Glitches hamper radiation warning system in California

The federal government’s radiation alert network in California is not fully functional, leaving the stretch of coast between Los Angeles and San Francisco without the crucial real-time warning system in the event of a nuclear emergency.

Six of the Environmental Protection Agency’s 12 California sensors — including the three closest to the Diablo Canyon nuclear power plant — are sending data with "anomalies" to the agency’s laboratory in Montgomery, Ala., said Mike Bandrowski, manager of the EPA’s radiation program.

The problem delays from 30 minutes to several hours the updating of a database that would be critical for warning the public in case of a sudden radiation danger from air wafting to the United States from a foreign country, for example, or from a radiation leak at a domestic nuclear facility.

The lag has not been a concern during the Japanese nuclear crisis because the minuscule amounts of radiation that have reached California have posed no threat to human health, and the plume of irradiated air from Japan is so widespread that other equipment from Washington to Los Angeles has been able to monitor it in real time, Bandrowski said.

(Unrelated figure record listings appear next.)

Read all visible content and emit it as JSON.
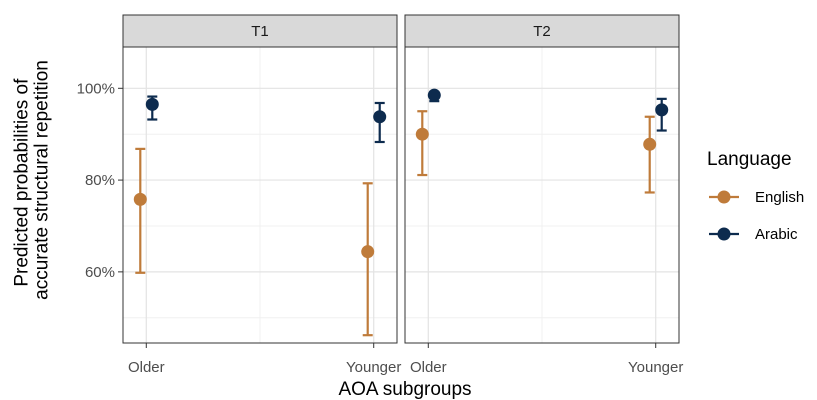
{
  "chart_data": {
    "type": "scatter",
    "subtype": "point-with-error-bars, faceted",
    "xlabel": "AOA subgroups",
    "ylabel_lines": [
      "Predicted probabilities of",
      "accurate structural repetition"
    ],
    "categories": [
      "Older",
      "Younger"
    ],
    "y_ticks": [
      "60%",
      "80%",
      "100%"
    ],
    "ylim": [
      0.445,
      1.09
    ],
    "grid": true,
    "legend": {
      "title": "Language",
      "placement": "right",
      "entries": [
        {
          "name": "English",
          "color": "#bf7b3a"
        },
        {
          "name": "Arabic",
          "color": "#0d2b4e"
        }
      ]
    },
    "facets": [
      {
        "label": "T1",
        "series": [
          {
            "name": "English",
            "color": "#bf7b3a",
            "points": [
              {
                "x": "Older",
                "y": 0.758,
                "lo": 0.598,
                "hi": 0.868
              },
              {
                "x": "Younger",
                "y": 0.644,
                "lo": 0.462,
                "hi": 0.793
              }
            ]
          },
          {
            "name": "Arabic",
            "color": "#0d2b4e",
            "points": [
              {
                "x": "Older",
                "y": 0.965,
                "lo": 0.932,
                "hi": 0.982
              },
              {
                "x": "Younger",
                "y": 0.938,
                "lo": 0.883,
                "hi": 0.968
              }
            ]
          }
        ]
      },
      {
        "label": "T2",
        "series": [
          {
            "name": "English",
            "color": "#bf7b3a",
            "points": [
              {
                "x": "Older",
                "y": 0.9,
                "lo": 0.811,
                "hi": 0.95
              },
              {
                "x": "Younger",
                "y": 0.878,
                "lo": 0.773,
                "hi": 0.938
              }
            ]
          },
          {
            "name": "Arabic",
            "color": "#0d2b4e",
            "points": [
              {
                "x": "Older",
                "y": 0.985,
                "lo": 0.972,
                "hi": 0.992
              },
              {
                "x": "Younger",
                "y": 0.953,
                "lo": 0.908,
                "hi": 0.977
              }
            ]
          }
        ]
      }
    ]
  }
}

The agency’s critics, however, say the weakness in the EPA system could pose a public health concern.

"The unreliability of the EPA monitoring effort revealed by this event raises troubling questions about whether Californians would receive timely warning to evacuate, or take other protective actions, in case of a nuclear accident here," said Dan Hirsch, a nuclear policy lecturer at UC Santa Cruz and president of the Committee to Bridge the Gap, an anti-nuclear group.

The troubled transmissions are part of the federal RadNet system, which is "designed to protect the public by notifying scientists, in near real time, of elevated levels of radiation so they can determine whether protective action is required," according to a recent press release from the agency.

Without immediate information from RadNet, state and local emergency managers would be dependent on the private owners of nuclear power facilities to alert them in the first hours of a dangerous radiation leak from a domestic source.